My Favorite Albums of 2020

Best Debut Album. Samia – The Baby
Twenty three year old Samia Finnerty’s debut album deals with the bad feelings of becoming an adult with soft and subtle lyrics.

10. Dan Deacon- Mystic Familiar
A cohesive album of lush bubbly digital compositions. A bit experimental, but always joyful and fun. A kaleidoscope of trippy sounds to make the day a bit brighter.

9. Sylvan Esso – Free Love 
Short & sweet but full of bouncy pop music. Folksy minimal melodies paired with synths and quirky sounds. It feels experimental but you’ll be dancing and head nodding to their fun spectral sound collages.

8. Code Orange – Underneath 
Pittsburgh’s hardcore punk quintet brings a maelstrom album full of technical and genre bending songs. Underneath explores how we can possibly exist in a digital landscape. Songs explode, skip, shift and splinter away. Futuristic and punishing. A powerful and creative result from this chaotic musical blender.

7. Land Of Talk – Indistinct Conversations 
Lizzie Powell’s bruised vocals on this a home-recorded album fits the emotional and intimate narratives. The album leaves you feeling vulnerable yet hopeful. A satisfying blend of guitar and lyrical musings but with Land of Talk’s distinctive ambiguity.

6. Adrianne Lenker – Songs 
Somber storytelling over hypnotic and rich melodies. Nostalgic imagery of love & loss over patient melody builds. Despite being quiet and shy, the album is a slow burn into examining complex emotions. An extraordinary rich album.

5. HAIM – Women in Music Pt III 
A tuneful and jammy soundtrack pulling from many styles & genres. This is easily HAIM’s boldest and polished album yet. It tackles several themes about self discovery and how to cope with loss and grief. The sisters crafted a wonderful album capturing what it’s like being young and sensitive in our current world. The album is full of soothing and vulnerable pop songs that are overflowing with infectious hooks and harmonies. This album is like a great summer book for the beach, but one you’ll want to read again and again.

4. Nation of Language – Presence 
This Brooklyn trio brings their take on synth pop on their stellar debut. The crisp production and high craft is found in every sound and beat. Dense synths adequately compliment Ian Devaney’s deep rich and melancholy voice. Although this genre is nothing new, NOL weaves the nostalgia tropes of interlocking synths and electronic drums with purpose and emotion. They are bringing some needed personality into synth-pop, creating an exciting new chapter.

3. Idles – Ultra Mono 
I loved every single dropped before this album finally came out. From the first song Ultra Mono grabs you by the face, sits your ass down and forces you to pay attention to its abrasive and incisive commands. This adrenaline fueled album came out at the perfect time of such ambiguously lost year. It is confidant, angry and full of rage towards this modern reality we live in now. By the end of it you’ll be armed to combat anything that’s thrown at you. Whether to drop kick your anger into the other room or to scream and dance it away.

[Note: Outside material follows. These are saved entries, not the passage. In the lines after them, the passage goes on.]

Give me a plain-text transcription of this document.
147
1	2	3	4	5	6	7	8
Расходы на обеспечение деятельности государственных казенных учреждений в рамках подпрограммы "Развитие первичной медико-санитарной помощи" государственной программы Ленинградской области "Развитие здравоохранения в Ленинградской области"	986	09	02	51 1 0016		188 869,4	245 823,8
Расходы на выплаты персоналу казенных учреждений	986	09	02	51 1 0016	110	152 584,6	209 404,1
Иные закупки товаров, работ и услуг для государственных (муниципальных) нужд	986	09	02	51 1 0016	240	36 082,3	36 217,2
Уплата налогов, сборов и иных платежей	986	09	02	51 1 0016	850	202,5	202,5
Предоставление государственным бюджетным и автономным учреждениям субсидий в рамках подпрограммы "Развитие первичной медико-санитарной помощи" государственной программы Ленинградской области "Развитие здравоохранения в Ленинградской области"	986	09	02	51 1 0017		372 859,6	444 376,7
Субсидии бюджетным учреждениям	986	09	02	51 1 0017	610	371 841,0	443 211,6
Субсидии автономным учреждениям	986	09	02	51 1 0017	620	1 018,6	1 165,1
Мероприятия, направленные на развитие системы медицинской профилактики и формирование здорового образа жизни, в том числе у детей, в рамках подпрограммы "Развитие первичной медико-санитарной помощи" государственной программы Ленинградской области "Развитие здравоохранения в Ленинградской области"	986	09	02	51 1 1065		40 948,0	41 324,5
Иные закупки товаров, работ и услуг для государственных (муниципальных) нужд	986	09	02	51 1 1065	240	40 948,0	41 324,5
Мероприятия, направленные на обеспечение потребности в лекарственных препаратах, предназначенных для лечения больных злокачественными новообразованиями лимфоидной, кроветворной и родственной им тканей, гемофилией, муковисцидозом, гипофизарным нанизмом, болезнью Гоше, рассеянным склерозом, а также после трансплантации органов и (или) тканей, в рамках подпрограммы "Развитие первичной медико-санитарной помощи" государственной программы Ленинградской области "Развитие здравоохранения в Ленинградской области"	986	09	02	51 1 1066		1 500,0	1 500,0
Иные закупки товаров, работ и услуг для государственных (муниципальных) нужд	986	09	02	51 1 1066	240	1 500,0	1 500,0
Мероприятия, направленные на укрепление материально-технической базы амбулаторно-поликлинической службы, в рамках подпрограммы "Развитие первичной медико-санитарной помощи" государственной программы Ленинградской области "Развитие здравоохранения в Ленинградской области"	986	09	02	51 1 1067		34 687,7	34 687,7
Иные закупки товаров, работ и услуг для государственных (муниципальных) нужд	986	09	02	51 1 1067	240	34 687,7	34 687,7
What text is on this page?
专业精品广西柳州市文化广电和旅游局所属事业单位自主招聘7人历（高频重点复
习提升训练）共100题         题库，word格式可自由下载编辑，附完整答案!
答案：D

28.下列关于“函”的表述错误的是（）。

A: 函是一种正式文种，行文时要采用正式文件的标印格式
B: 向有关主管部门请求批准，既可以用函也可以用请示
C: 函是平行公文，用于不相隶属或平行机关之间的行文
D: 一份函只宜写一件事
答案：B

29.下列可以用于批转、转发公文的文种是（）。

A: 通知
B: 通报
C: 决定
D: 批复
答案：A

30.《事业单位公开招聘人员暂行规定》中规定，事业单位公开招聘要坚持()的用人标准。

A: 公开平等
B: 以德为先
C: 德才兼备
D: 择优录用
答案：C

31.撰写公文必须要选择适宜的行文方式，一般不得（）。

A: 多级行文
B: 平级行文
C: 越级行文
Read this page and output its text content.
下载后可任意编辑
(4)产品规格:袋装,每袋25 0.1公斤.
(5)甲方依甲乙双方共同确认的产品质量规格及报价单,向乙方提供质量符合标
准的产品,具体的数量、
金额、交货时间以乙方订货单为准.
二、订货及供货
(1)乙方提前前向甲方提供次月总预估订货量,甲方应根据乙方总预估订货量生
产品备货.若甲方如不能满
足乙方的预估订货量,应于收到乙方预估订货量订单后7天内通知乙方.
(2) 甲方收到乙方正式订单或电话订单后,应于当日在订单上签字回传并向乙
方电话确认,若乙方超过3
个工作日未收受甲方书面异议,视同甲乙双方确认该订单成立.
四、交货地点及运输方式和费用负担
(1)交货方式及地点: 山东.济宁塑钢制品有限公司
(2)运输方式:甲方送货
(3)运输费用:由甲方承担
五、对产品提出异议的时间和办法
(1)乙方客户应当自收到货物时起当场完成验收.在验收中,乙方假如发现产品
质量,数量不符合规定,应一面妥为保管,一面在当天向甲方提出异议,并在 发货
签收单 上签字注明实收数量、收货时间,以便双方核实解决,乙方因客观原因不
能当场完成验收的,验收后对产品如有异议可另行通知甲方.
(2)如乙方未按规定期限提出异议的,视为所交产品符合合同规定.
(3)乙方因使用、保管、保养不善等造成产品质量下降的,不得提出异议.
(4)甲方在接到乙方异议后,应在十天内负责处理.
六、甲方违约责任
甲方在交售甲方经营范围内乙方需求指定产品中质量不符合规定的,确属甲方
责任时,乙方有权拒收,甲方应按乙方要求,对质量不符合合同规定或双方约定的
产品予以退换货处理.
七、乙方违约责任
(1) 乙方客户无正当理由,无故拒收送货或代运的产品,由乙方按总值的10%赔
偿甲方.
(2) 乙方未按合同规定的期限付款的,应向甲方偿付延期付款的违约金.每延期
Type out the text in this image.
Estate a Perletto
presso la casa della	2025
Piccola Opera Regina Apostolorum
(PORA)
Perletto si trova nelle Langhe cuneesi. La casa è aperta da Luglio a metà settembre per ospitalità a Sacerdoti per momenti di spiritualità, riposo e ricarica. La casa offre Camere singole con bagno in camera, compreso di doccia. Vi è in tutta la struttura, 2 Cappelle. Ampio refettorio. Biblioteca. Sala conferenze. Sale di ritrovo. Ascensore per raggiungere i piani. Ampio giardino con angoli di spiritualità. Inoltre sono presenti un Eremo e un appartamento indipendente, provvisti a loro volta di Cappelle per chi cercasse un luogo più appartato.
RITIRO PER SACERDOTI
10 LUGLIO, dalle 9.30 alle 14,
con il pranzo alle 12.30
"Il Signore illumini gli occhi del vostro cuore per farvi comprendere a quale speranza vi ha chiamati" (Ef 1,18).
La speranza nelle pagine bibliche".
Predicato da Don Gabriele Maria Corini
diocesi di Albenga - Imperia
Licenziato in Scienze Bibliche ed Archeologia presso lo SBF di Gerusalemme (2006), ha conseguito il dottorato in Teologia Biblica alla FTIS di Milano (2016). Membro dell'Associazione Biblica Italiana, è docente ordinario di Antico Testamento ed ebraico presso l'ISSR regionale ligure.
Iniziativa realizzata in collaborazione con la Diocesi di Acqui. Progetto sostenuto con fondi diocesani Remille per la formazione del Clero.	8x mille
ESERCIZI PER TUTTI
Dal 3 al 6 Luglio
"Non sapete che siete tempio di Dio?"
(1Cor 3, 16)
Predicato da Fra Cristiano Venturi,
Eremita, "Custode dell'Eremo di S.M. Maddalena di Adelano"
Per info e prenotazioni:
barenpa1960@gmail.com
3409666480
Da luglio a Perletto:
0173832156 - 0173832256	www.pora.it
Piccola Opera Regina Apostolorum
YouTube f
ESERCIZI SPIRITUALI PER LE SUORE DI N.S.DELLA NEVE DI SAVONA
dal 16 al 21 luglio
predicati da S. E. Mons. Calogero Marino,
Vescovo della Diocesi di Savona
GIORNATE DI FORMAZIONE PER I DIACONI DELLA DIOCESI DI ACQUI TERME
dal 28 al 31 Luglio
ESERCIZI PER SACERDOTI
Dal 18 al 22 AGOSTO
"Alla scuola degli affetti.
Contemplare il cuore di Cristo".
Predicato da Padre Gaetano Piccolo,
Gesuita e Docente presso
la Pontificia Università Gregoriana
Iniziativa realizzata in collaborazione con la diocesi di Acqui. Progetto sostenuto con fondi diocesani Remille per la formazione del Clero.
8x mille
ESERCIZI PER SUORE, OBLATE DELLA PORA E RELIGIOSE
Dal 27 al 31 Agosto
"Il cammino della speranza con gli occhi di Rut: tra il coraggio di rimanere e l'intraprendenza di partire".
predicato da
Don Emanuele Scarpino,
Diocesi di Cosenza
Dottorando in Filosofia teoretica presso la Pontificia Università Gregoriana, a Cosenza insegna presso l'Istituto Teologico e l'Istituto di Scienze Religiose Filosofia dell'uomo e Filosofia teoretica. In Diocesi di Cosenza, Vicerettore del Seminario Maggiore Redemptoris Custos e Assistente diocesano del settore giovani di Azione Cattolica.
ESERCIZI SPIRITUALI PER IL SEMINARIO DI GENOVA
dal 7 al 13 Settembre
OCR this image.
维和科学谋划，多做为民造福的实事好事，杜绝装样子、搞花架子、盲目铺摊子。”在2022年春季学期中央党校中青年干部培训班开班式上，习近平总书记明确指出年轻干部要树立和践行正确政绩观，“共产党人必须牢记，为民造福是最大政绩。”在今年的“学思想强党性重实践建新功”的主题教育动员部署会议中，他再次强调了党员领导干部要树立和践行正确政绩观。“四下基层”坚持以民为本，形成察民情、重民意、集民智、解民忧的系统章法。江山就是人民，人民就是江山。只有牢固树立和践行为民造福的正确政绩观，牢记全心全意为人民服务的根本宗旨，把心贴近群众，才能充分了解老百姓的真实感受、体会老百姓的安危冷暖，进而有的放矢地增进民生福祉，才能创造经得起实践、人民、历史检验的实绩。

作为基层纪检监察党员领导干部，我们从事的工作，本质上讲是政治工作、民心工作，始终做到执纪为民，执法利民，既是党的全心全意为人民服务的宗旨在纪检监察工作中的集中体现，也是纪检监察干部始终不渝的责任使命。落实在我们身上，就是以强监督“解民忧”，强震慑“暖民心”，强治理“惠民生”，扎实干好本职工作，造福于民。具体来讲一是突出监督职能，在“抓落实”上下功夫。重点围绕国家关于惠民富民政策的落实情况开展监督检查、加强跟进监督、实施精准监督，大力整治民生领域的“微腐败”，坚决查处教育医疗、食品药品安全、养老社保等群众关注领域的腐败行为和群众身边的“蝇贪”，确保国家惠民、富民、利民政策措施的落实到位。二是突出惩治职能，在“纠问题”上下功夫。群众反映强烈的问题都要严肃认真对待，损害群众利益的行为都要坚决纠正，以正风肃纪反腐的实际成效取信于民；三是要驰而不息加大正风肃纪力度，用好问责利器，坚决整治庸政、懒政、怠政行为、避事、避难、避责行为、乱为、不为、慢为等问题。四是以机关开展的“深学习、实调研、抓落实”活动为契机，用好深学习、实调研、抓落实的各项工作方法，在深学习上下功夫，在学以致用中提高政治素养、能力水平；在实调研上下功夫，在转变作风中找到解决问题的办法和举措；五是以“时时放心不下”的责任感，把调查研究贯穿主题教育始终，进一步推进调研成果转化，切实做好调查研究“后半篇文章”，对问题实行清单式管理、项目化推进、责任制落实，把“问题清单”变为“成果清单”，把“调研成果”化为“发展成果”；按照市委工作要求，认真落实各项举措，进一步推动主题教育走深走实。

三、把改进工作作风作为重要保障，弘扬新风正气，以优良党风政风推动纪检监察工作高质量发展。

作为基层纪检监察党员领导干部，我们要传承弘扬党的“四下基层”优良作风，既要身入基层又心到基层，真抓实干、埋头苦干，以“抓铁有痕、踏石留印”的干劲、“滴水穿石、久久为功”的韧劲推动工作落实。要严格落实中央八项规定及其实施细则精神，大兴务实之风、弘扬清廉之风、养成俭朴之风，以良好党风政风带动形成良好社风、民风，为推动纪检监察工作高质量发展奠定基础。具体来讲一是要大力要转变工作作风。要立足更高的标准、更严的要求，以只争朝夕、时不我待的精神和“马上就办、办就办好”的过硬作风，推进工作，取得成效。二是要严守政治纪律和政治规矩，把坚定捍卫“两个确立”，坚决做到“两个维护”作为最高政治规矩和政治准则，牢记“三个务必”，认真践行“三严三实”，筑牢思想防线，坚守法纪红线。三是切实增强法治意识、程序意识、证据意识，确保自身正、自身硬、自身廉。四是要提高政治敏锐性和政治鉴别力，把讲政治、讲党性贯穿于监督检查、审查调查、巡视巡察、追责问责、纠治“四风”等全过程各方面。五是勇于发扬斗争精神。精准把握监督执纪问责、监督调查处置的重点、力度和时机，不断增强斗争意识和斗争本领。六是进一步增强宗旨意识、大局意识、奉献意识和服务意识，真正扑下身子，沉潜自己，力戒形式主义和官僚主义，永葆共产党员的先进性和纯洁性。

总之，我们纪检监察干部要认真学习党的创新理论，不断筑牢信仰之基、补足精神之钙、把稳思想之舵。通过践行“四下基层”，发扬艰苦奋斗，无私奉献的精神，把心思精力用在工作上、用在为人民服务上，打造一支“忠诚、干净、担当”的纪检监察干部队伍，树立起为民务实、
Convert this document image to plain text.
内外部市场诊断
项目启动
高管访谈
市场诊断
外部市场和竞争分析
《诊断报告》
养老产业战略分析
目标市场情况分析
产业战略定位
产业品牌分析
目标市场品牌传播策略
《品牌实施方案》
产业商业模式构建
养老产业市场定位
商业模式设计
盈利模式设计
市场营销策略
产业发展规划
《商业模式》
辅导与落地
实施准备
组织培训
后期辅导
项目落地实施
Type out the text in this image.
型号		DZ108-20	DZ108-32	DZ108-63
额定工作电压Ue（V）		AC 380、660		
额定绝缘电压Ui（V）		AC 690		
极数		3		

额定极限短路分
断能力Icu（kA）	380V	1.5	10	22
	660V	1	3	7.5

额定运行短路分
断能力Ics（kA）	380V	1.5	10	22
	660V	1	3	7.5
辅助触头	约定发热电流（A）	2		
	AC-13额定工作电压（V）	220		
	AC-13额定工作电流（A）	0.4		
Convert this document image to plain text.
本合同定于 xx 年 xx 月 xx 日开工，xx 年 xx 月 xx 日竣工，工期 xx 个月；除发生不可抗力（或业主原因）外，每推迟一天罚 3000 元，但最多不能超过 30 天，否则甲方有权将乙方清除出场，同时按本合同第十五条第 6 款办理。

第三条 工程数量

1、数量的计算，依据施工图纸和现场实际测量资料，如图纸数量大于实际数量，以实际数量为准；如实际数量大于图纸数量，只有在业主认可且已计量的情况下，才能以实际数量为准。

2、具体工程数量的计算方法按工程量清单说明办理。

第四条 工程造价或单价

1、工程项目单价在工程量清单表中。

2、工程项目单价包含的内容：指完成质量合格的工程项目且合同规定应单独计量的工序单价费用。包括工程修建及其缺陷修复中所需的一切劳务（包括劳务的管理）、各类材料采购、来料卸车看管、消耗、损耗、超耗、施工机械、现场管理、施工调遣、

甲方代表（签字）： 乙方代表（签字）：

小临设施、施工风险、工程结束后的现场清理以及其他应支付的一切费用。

2. Phoebe Bridgers – Punisher 
This album will take you through all the emotions. It’s a subtle record but over time you become overwhelmed with all the sentiments hidden in every song. The production is so tight with its lush and hypnotic melodies punctuated by brilliant lyricism. Punisher plays like a movie soundtrack criss crossing between memories of a life figuring things out the hard way. Every time I play this album I am still moved and captivated with all the beauty and sadness Phoebe examines in every song.

1. clipping. – Visions of Bodies Being Burned
Clipping’s 2019 horror-core album There Existed an Addiction to Blood ends with nothing but the sound of a piano slowly burning to death. This is a peculiar end for such anxious ridden album. However, it is the ending you would expect from a horror film where the uneasiness of knowing whether the killer is finished or not. The band returns with Visions of Bodies Being Burned which could be a logical sequel to this nightmare. However, it’s not merely an album of extra tracks but rather an evolution of these established themes and builds upon them into unexpected directions. It’s dynamic & devastating and a fitting album for the top spot on 2020.